Passkeys employ a time-tested security foundation called public key cryptography for login operation. That's the same technology that protects your credit card number when you type it into a website. The beauty of the system is that a website only has to base its passkey record on your public key, data that's designed to be openly visible. The private key used to set up a passkey is stored only on your own device. There's no database of password data that a hacker can steal.

Another big benefit is that passkeys block phishing attempts. "Passkeys are intrinsically linked to the website or app they were set up for, so users can never be tricked into using their passkey on the wrong website," Ricky Mondello, who oversees authentication technology at Apple, said in a WWDC video.

Using passkeys requires that you have your device handy and be able to unlock it, a combination that offers the protection of two-factor authentication but with less bother than SMS codes. And with passkeys, nobody can snoop over your shoulder to watch you type your password.

When will I see passkeys?

Passkeys have begun emerging this year.

Passkeys are in iOS 16 now and will arrive in iPadOS 16 and MacOS Ventura when Apple releases that software this fall. Google will bring passkey support to Android software by the end of 2022 for developer testing, Google authentication leader Mark Risher said in May, and the company has begun testing passkeys in the Canary version of Chrome for those willing to try that unstable test version of the browser. Passkey support should arrive in Chrome and Chrome OS at the same time. Microsoft plans support in Windows in 2022.

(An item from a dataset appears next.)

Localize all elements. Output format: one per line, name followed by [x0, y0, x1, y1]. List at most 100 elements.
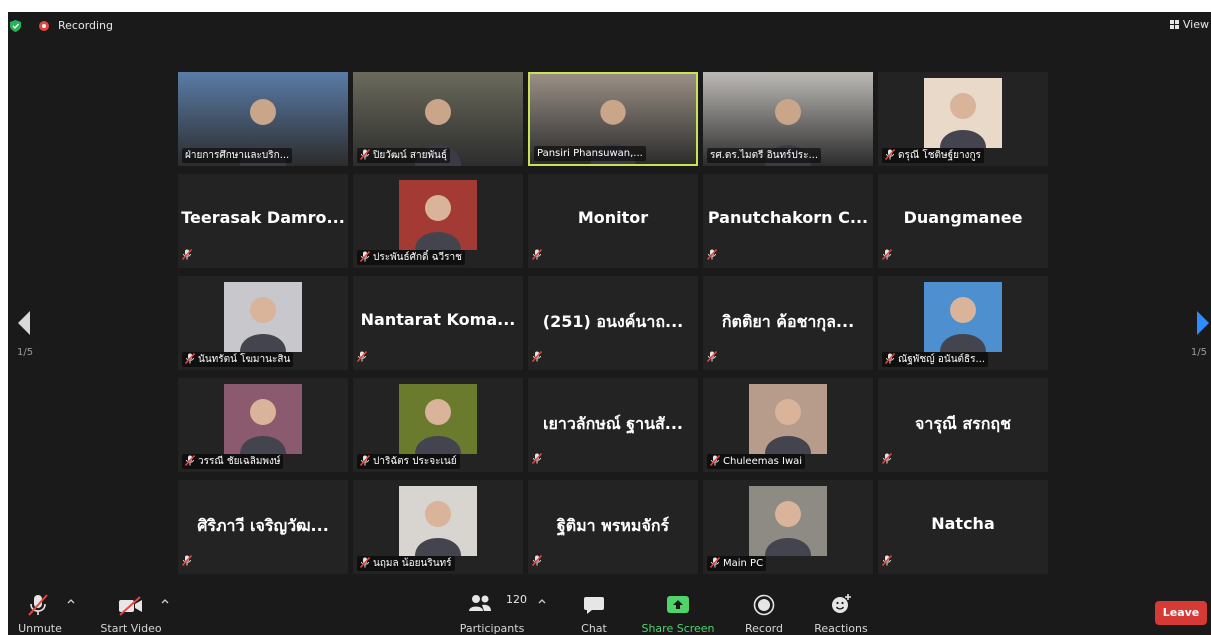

That's just enabling technology, though. Apps and websites also must be updated to support passkeys. Some developers will be eager to take advantage of the security benefits, but many will move more slowly. Even if passkeys catch on fast, don't expect passwords to disappear.

One company that's already added passkey support, travel booking service Kayakadded passkey support to its app and website this week. Expect to see lots more gradually adopt it.

Will websites and apps require me to use passkeys?

It's unlikely you'll be forced to use passkeys while the technology is new and unfamiliar. Websites and apps you already use will likely add passkey support alongside existing password methods.

A person uses a phone to scan a QR code to enable passkey login on a nearby computer

If you need to log in to a friend's computer that doesn't have your passkey, scanning a QR code will let your phone handle the authentication process.

Apple

When you sign up for a new service, passkeys may be presented as the preferred option. Eventually, they may become the only option.

Will passkeys lock me into Apple or Google ecosystems?

Not exactly. Although passkeys are anchored to one company's technology suite, you'll be able to bridge out of, say, Apple's world to use passkeys with Microsoft's or Google's.

"Users can sign in on a Google Chrome browser that's running on Microsoft Windows, using a passkey on an Apple device," Vasu Jakkal, a Microsoft leader of security and identity technology, said in a May blog post.

Passkey advocates also are working on technology to let people migrate their passkeys from one tech domain to another, Apple and Google said.

How are password managers involved with passkeys?

Password managers play an increasingly important role in generating, storing and synchronizing passwords. But passkeys will likely be anchored to your phone or personal computer, not your password manager, at least in the eyes of tech giants like Google and Apple.

That could change, though.

"We expect a natural evolution to an architecture that allows third-party passkey managers to plug in, and for portability among ecosystems," Google's Risher said.

He anticipates that passkeys will evolve to lower barriers between ecosystems and to accommodate third-party passkey managers. "This has been a discussion point since early in this industry push."

Indeed, password manager Dashlane is testing passkey support and plans to release it broadly in coming weeks. "Users can store their passkeys for multiple sites and benefit from the same convenience and security they already have with their passwords," the company said in an Aug. 31 blog post. 

1Password maker AgileBits just joined the FIDO Alliance, and DashLane, Bitwarden and LastPass already are members.